The previous week, the latest data on the region’s homeless population was released by the Metropolitan Washington Council of Governments. This “point-in-time” snapshot, which counts people in shelters, housing programs and on the street for a single night in January, showed a net decrease of 7.6 percent from last year. District residents counted as homeless in 2018 numbered 6,904.
The mayor’s proposed budget outlined record investments in housing and homeless services but received criticism from affordable housing advocates for failing to provide adequate funding to support permanent housing solutions. For instance, the Way Home Campaign, with the support of the D.C. Fiscal Policy Institute and Miriam’s Kitchen among others, called on the council to invest $32.9 million more for affordable housing than was allotted in the mayor’s budget.
The council added $4.75 million in funding for the Local Rent Supplement Program, which provides housing vouchers for those on the D.C. Housing Authority waiting list. The budget also added funding to the targeted affordable housing, permanent supportive housing, and transitional housing programs, among others.
At-large Councilmember Anita Bonds, who serves as the chair of the Committee on Community and Neighborhood Revitalization, praised the budget for a commitment to preserving an affordable housing market, including $10 million to increase the Home Purchase Assistance Program and Employer-Assisted Housing Program and $6.5 million for the Emergency Rental Assistance Program.
“In a time when we are constantly calling for our housing development community to serve the zero to 30 percent area median income population, the government needs to put its money where its mouth is,” Bonds said.
Recognizing domestic violence as the leading cause of family homelessness in the District, the council allocated $2.5 million to create 83 new units of transitional housing for survivors of domestic violence.

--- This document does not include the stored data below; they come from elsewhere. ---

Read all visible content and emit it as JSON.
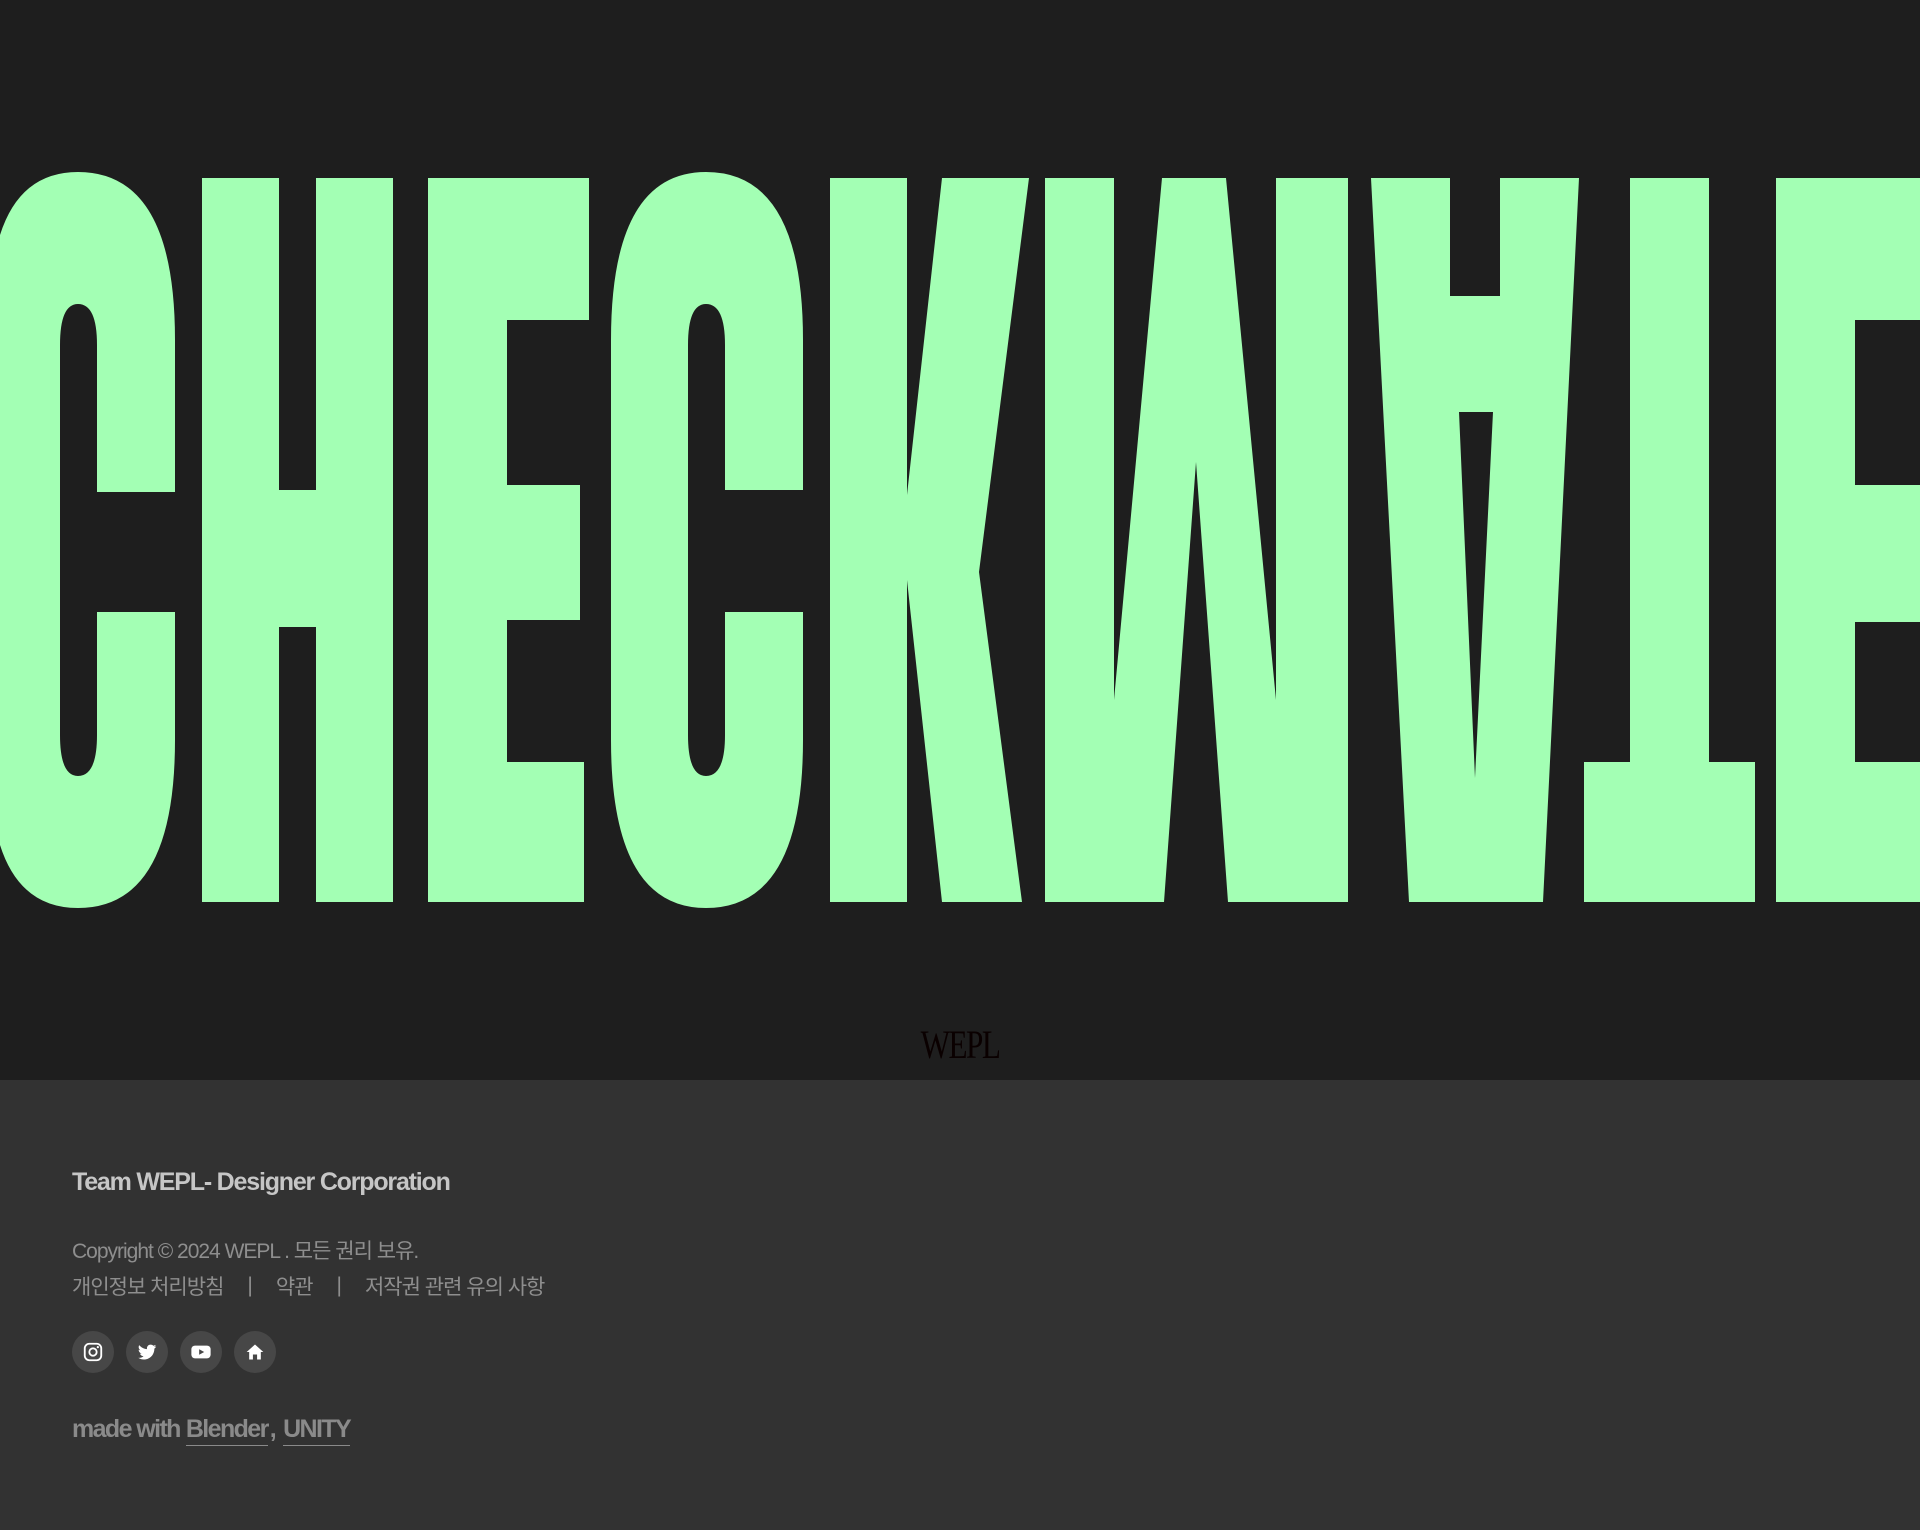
{
  "hero": {
    "banner_text": "CHECKWATE",
    "accent_color": "#a3ffb4",
    "background_color": "#1e1e1e"
  },
  "brand_mark": "WEPL",
  "footer": {
    "company": "Team WEPL- Designer Corporation",
    "copyright": "Copyright © 2024 WEPL . 모든 권리 보유.",
    "links": [
      {
        "label": "개인정보 처리방침"
      },
      {
        "label": "약관"
      },
      {
        "label": "저작권 관련 유의 사항"
      }
    ],
    "separator": "|",
    "socials": [
      {
        "icon": "instagram-icon"
      },
      {
        "icon": "twitter-icon"
      },
      {
        "icon": "youtube-icon"
      },
      {
        "icon": "home-icon"
      }
    ],
    "made_with": {
      "prefix": "made with",
      "tools": [
        "Blender",
        "UNITY"
      ],
      "joiner": ","
    },
    "background_color": "#323232"
  }
}
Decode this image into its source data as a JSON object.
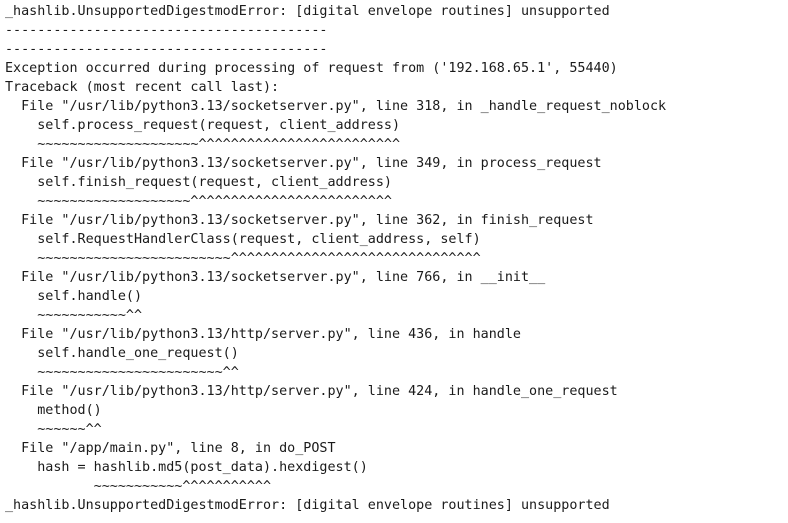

While family homelessness dropped by 20 percent, the number of single adults experiencing homelessness climbed by 5 percent compared to the previous year. Men make up 73 percent of homeless single adults. The budget includes $40 million for construction of a new emergency and temporary housing program to replace the 801 East men’s shelter on the St. Elizabeths campus in Southeast, according to Department of Human Services Director Laura Zeilinger. An additional $9.5 million has been allocated to permanent supportive housing and other services for single adults.
In line with the decrease in family homelessness, DHS reports spending $50,000 per night on overflow shelter for families in hotels, down from $60,000 in the fall.
“We’re doing a lot of things to reform the entire system … for families and for the single adult system,” Zeilinger said at a May 11 media briefing. “For families, the two things that have probably been the biggest drivers [of the decrease in homelessness] over the last two years are prevention supports … and a policy that provides direct access to shelter year-round.”
A second and final vote on the city’s budget will be held May 29.